Improving the stability of perovskite quantum dots and adjusting their optical properties are essential for their application in advanced optoelectronic equipment. We provide a simple synthetic method to hybridize perovskite quantum dots and metal-organic frameworks (MOFs) into a polymer matrix. The hybrid material is made by encapsulating perovskite CH3NH3PbBr3 quantum dots in lanthanide-based metal-organic frameworks.

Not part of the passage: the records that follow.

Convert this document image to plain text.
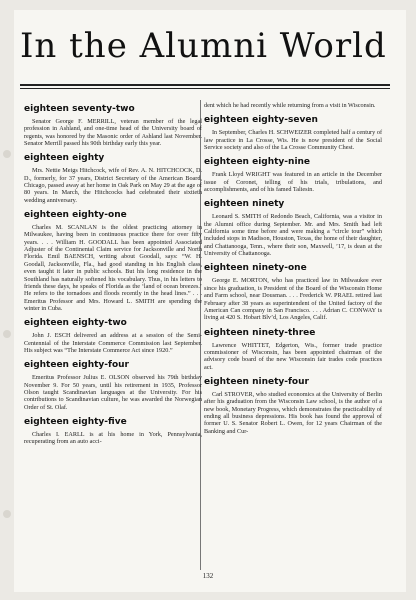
In the Alumni World
eighteen seventy-two

Senator George F. MERRILL, veteran member of the legal profession in Ashland, and one-time head of the University board of regents, was honored by the Masonic order of Ashland last November. Senator Merrill passed his 90th birthday early this year.

eighteen eighty

Mrs. Nettie Meigs Hitchcock, wife of Rev. A. N. HITCHCOCK, D. D., formerly, for 37 years, District Secretary of the American Board, Chicago, passed away at her home in Oak Park on May 29 at the age of 80 years. In March, the Hitchcocks had celebrated their sixtieth wedding anniversary.

eighteen eighty-one

Charles M. SCANLAN is the oldest practicing attorney in Milwaukee, having been in continuous practice there for over fifty years. . . . William H. GOODALL has been appointed Associated Adjuster of the Continental Claim service for Jacksonville and North Florida. Emil BAENSCH, writing about Goodall, says: “W. H. Goodall, Jacksonville, Fla., had good standing in his English class, even taught it later in public schools. But his long residence in the Southland has naturally softened his vocabulary. Thus, in his letters to friends these days, he speaks of Florida as the ‘land of ocean breezes.’ He refers to the tornadoes and floods recently in the head lines.” . . . Emeritus Professor and Mrs. Howard L. SMITH are spending the winter in Cuba.

eighteen eighty-two

John J. ESCH delivered an address at a session of the Semi-Centennial of the Interstate Commerce Commission last September. His subject was “The Interstate Commerce Act since 1920.”

eighteen eighty-four

Emeritus Professor Julius E. OLSON observed his 79th birthday November 9. For 50 years, until his retirement in 1935, Professor Olson taught Scandinavian languages at the University. For his contributions to Scandinavian culture, he was awarded the Norwegian Order of St. Olaf.

eighteen eighty-five

Charles I. EARLL is at his home in York, Pennsylvania, recuperating from an auto acci-

dent which he had recently while returning from a visit in Wisconsin.

eighteen eighty-seven

In September, Charles H. SCHWEIZER completed half a century of law practice in La Crosse, Wis. He is now president of the Social Service society and also of the La Crosse Community Chest.

eighteen eighty-nine

Frank Lloyd WRIGHT was featured in an article in the December issue of Coronet, telling of his trials, tribulations, and accomplishments, and of his famed Taliesin.

eighteen ninety

Leonard S. SMITH of Redondo Beach, California, was a visitor in the Alumni office during September. Mr. and Mrs. Smith had left California some time before and were making a “circle tour” which included stops in Madison, Houston, Texas, the home of their daughter, and Chattanooga, Tenn., where their son, Maxwell, ’17, is dean at the University of Chattanooga.

eighteen ninety-one

George E. MORTON, who has practiced law in Milwaukee ever since his graduation, is President of the Board of the Wisconsin Home and Farm school, near Dousman. . . . Frederick W. PRAEL retired last February after 38 years as superintendent of the United factory of the American Can company in San Francisco. . . . Adrian C. CONWAY is living at 420 S. Hobart Blv’d, Los Angeles, Calif.

eighteen ninety-three

Lawrence WHITTET, Edgerton, Wis., former trade practice commissioner of Wisconsin, has been appointed chairman of the advisory code board of the new Wisconsin fair trades code practices act.

eighteen ninety-four

Carl STROVER, who studied economics at the University of Berlin after his graduation from the Wisconsin Law school, is the author of a new book, Monetary Progress, which demonstrates the practicability of ending all business depressions. His book has found the approval of former U. S. Senator Robert L. Owen, for 12 years Chairman of the Banking and Cur-

132
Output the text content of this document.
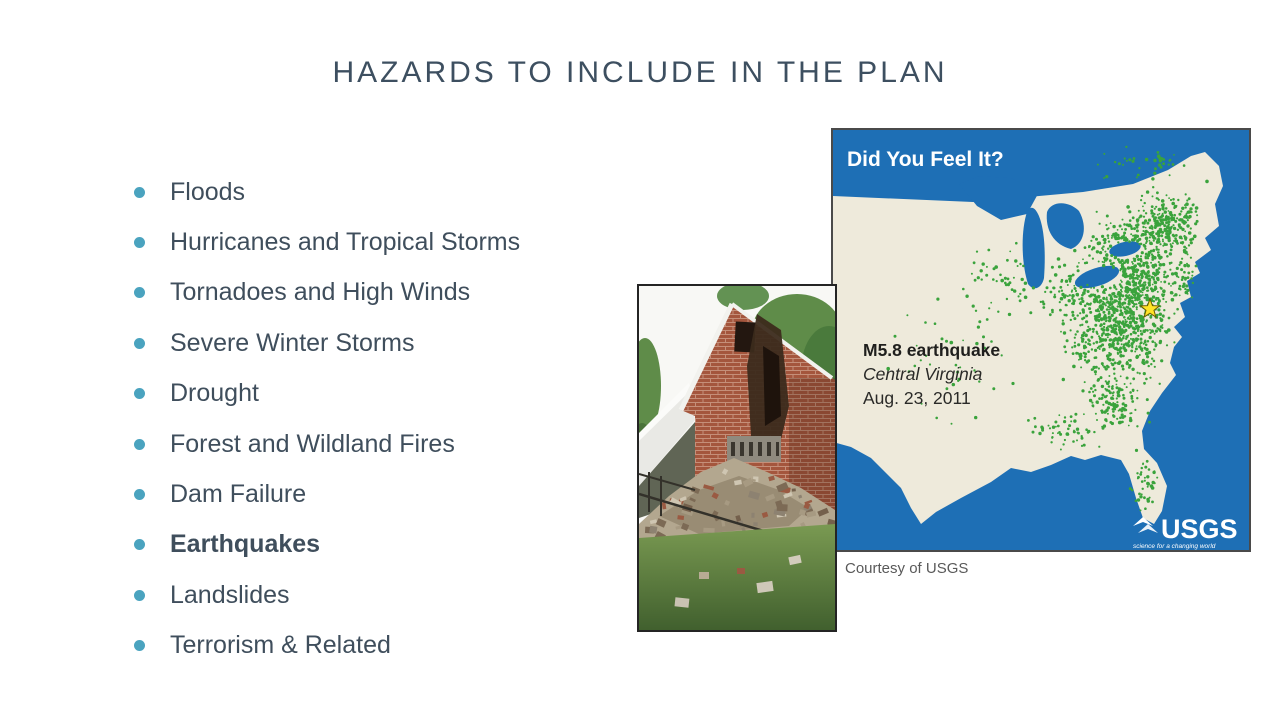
HAZARDS TO INCLUDE IN THE PLAN
Floods
Hurricanes and Tropical Storms
Tornadoes and High Winds
Severe Winter Storms
Drought
Forest and Wildland Fires
Dam Failure
Earthquakes
Landslides
Terrorism & Related
Did You Feel It?
M5.8 earthquake
Central Virginia
Aug. 23, 2011
USGS
science for a changing world
Courtesy of USGS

A series of lanthanide-based metal-organic frameworks (LnMOFs), namely, [Ln(tpob)(DMF)(H2O)]n (Lntpob, Ln = Nd, Sm, Eu, Gd, Tb, Dy, H3tpob = 1,3,5-tris(4-carbonylphenyloxy)benzene), have been synthesized under solvothermal conditions and fully characterized. Lntpobs display a three-dimensional (3D) pcu network with central-symmetric [Eu2(COO)4] structural building units (SBUs) linked by one-dimensional (1D) chains. CH3NH3PbBr3@Eutpob hybrids were developed through a three-step process, in which the precursor PbBr2@Eutpob was formed by immersing the Eutpob crystal synthesized in the first step into a PbBr2 solution; then the composite materials could form quickly when CH3NH3Br was added to the precursor. Therefore, the hybrid composite material exhibits luminescent properties related to the excitation wavelength in the form of powders or thin films. In addition, the photoluminescence of the CH3NH3PbBr3@Eutpob composite can be improved and maintained for a long time after it is introduced into the poly(methyl methacrylate) (PMMA) matrix. Moreover, the emission peak based on the perovskite quantum dots can still maintain about 85% of the original intensity after being left for 30 days. Also, the obtained PMMA films can achieve tunable emission from red to green.